The Senators have long had the talent, their 10th straight trip to the post-season the proof of that, but people have questioned their toughness and their heart.

"We have a totally different team in here from years past," said Neil. "I think we only have four of five guys that have been here through all those Toronto series. I think we matured as a team. We brought in some new guys, some new blood.

"You look at a guy like Joe Corvo, he's been unbelievable and he's never even played in a playoff series before. . . . Tom Preissing, Mike Comrie, guys playing great and stepping up."

The diminutive Comrie, all 5-10 and 185 pounds of him, fought Colby Armstrong in Game 2 after the 6-2, 188-pound Penguins winger violently crashed into Senators goalie Ray Emery earlier in the game.

Ottawa captain Daniel Alfredsson sent Roberts flying with a big hit in Game 3 while fourth-line winger Christoph Schubert has hit every Penguin in sight.

"We've done a fair amount of contacting ourselves and I like that," said Senators head coach Bryan Murray. "You respect people that compete real hard. We have played well."

Heading into Thursday night's Game 5, the Senators held a 3-1 lead in the series.

Emery likes what he's seen.
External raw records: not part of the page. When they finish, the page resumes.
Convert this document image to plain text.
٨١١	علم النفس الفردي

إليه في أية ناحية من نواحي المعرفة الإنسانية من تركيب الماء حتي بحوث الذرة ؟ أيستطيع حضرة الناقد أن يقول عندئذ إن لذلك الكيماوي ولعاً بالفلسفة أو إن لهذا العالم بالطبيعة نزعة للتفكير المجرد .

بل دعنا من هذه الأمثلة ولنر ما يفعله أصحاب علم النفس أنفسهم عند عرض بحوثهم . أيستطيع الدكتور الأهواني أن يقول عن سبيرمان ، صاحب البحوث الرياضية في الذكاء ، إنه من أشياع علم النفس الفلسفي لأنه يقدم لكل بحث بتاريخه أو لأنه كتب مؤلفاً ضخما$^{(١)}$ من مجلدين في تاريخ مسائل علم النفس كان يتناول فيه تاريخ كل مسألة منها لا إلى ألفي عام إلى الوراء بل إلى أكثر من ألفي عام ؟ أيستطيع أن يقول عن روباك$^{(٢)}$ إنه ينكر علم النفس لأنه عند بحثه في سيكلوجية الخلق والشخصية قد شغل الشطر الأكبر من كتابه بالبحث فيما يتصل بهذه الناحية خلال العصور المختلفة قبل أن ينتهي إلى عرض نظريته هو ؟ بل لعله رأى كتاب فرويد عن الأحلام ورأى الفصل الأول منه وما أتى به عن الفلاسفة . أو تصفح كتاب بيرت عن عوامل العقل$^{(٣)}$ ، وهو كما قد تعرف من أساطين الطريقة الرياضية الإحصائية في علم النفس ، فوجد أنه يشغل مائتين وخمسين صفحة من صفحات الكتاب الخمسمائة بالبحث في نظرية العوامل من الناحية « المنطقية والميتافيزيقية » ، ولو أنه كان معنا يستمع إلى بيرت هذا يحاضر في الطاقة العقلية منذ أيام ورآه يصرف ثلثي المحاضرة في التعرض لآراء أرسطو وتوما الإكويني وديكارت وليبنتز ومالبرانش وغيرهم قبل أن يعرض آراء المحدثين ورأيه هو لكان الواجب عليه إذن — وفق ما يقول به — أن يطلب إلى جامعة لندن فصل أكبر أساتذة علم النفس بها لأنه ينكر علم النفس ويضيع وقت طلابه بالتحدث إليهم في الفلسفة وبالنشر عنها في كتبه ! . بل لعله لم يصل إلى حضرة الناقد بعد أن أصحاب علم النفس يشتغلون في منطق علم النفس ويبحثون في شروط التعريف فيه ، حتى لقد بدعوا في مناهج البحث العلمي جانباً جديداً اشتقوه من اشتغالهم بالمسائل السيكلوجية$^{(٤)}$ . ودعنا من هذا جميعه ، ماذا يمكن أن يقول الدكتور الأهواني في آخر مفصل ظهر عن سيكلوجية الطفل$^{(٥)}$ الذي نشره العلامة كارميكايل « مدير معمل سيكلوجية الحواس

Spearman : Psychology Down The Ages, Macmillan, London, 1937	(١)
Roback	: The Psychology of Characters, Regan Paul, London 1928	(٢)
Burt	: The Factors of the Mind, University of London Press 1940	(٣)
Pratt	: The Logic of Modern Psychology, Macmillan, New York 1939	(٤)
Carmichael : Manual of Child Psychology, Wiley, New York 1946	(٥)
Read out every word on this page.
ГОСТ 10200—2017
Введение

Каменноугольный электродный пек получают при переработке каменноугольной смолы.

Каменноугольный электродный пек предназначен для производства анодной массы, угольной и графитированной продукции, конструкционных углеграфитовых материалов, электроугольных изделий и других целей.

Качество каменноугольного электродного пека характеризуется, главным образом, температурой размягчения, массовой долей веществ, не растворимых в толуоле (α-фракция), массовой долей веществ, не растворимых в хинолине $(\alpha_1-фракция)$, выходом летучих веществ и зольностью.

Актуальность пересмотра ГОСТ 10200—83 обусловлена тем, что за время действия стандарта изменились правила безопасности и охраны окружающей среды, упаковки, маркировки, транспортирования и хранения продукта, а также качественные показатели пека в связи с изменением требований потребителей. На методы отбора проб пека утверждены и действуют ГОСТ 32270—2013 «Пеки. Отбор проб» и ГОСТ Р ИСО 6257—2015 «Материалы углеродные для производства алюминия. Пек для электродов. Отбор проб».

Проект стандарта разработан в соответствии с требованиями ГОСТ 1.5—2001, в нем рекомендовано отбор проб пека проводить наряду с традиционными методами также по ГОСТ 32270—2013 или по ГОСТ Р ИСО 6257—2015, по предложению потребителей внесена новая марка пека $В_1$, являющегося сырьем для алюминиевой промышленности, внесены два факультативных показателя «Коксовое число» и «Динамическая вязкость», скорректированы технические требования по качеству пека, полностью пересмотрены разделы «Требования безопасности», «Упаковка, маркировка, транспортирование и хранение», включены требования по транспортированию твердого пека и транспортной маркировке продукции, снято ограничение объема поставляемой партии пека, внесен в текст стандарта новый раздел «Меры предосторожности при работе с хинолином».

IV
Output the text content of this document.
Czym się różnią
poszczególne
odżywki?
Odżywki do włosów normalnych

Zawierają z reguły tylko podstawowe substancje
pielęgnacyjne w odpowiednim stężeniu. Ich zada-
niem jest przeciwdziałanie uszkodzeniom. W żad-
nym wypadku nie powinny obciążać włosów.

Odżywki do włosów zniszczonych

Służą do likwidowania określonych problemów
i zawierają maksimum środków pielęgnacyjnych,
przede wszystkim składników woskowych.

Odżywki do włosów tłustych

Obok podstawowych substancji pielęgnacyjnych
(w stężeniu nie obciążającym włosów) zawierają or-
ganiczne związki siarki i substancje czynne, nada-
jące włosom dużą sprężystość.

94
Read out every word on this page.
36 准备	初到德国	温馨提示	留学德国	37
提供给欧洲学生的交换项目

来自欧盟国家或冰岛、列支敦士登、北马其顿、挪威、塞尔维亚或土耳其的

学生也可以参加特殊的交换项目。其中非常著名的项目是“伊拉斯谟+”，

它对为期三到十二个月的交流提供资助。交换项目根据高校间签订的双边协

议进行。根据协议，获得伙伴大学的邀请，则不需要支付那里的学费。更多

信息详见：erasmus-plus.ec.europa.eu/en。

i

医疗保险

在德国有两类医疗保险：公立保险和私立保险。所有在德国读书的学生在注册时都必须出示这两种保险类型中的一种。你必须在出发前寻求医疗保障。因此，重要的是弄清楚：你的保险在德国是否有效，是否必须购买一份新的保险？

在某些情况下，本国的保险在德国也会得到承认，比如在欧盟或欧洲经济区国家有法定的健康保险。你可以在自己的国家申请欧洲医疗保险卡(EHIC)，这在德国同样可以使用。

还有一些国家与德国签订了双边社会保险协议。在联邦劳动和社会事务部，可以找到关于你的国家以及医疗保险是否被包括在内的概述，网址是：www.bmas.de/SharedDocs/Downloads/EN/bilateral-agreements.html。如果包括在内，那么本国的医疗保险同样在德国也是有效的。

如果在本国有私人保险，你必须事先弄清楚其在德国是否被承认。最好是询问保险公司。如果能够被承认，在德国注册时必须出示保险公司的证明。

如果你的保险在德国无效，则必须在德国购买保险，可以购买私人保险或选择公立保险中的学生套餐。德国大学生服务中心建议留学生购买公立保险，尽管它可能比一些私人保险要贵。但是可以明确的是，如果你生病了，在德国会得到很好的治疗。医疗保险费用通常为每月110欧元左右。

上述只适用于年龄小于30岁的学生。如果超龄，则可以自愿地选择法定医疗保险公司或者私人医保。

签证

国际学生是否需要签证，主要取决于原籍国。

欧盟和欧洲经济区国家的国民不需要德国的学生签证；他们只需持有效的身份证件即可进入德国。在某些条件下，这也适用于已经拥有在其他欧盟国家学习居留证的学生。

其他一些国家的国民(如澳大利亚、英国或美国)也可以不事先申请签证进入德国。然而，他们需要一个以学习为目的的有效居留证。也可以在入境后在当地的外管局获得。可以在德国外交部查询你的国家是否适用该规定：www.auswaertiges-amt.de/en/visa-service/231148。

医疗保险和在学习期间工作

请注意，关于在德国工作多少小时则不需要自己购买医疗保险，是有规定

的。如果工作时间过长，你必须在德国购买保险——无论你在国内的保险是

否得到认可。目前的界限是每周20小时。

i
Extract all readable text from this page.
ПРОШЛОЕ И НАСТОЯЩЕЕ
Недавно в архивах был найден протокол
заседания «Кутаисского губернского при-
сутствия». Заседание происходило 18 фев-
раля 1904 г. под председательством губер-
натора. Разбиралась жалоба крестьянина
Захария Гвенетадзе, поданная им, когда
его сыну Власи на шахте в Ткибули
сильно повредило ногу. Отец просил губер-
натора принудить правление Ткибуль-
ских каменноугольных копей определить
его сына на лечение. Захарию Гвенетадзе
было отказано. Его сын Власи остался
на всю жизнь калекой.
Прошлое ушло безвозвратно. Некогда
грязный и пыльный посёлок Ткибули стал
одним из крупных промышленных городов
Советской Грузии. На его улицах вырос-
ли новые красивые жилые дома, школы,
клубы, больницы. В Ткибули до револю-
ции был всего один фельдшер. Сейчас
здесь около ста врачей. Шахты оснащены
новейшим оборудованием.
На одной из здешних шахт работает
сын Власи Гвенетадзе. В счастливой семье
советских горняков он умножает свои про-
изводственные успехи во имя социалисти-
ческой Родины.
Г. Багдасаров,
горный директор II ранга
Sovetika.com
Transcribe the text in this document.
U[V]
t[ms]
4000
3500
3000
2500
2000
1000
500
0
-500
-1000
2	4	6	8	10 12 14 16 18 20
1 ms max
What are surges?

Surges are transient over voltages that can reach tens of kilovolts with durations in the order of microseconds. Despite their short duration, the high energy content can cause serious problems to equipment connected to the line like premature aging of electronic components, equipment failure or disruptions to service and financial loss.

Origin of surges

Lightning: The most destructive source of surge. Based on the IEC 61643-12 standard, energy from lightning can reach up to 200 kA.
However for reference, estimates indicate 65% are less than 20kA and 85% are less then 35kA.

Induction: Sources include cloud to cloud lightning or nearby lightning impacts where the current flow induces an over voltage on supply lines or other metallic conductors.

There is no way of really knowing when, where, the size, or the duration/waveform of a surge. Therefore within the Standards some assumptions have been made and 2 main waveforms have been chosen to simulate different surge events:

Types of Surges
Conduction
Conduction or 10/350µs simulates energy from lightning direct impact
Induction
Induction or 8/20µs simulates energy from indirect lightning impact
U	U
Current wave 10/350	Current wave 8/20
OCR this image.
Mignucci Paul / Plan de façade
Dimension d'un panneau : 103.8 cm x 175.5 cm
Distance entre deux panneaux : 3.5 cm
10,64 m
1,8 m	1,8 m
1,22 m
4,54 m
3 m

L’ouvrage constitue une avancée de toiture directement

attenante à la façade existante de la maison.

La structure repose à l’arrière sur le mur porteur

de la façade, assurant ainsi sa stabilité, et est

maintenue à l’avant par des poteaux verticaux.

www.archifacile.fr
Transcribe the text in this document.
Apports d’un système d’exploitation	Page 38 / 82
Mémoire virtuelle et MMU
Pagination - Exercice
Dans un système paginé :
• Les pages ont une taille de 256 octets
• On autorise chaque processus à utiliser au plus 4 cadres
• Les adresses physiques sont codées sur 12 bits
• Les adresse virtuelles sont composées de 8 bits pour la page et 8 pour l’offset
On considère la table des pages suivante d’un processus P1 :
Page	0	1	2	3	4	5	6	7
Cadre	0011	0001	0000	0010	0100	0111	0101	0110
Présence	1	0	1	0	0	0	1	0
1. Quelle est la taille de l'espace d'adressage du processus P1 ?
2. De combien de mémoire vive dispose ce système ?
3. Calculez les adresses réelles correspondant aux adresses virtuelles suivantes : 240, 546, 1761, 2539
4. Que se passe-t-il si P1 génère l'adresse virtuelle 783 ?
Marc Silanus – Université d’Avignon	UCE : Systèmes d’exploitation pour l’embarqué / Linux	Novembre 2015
His team has responded in a physical series.

"We were watching games from the other series and noticed that there weren't any hits in some of those games," said Emery. "Our games, it seems like guys are flying all over the place and banging and crashing - on both sides. . . .

"That's a testament to how much these guys want to win and what they're willing to sacrifice to help the team."

No. 1 centre Jason Spezza said his team has had to fight for every inch of ice in this series.

"We're playing a pretty physical series. It's not an easy series out there," said Spezza, who has been hit hard by the Penguins. "But we haven't panicked and we're playing for each other."

Alfredsson, who has been here for every single playoff game over the last decade, says the difference this season is that his team is not bent in trying to show people how tough they are.

They're just doing what's needed.

"Maybe in the past people thought we weren't tough enough so we had to go out and show everyone we were tough," said Alfredsson. "I don't think we feel that way now, we feel that if we have a chance to finish checks we will and we have a lot of guys that do that really well."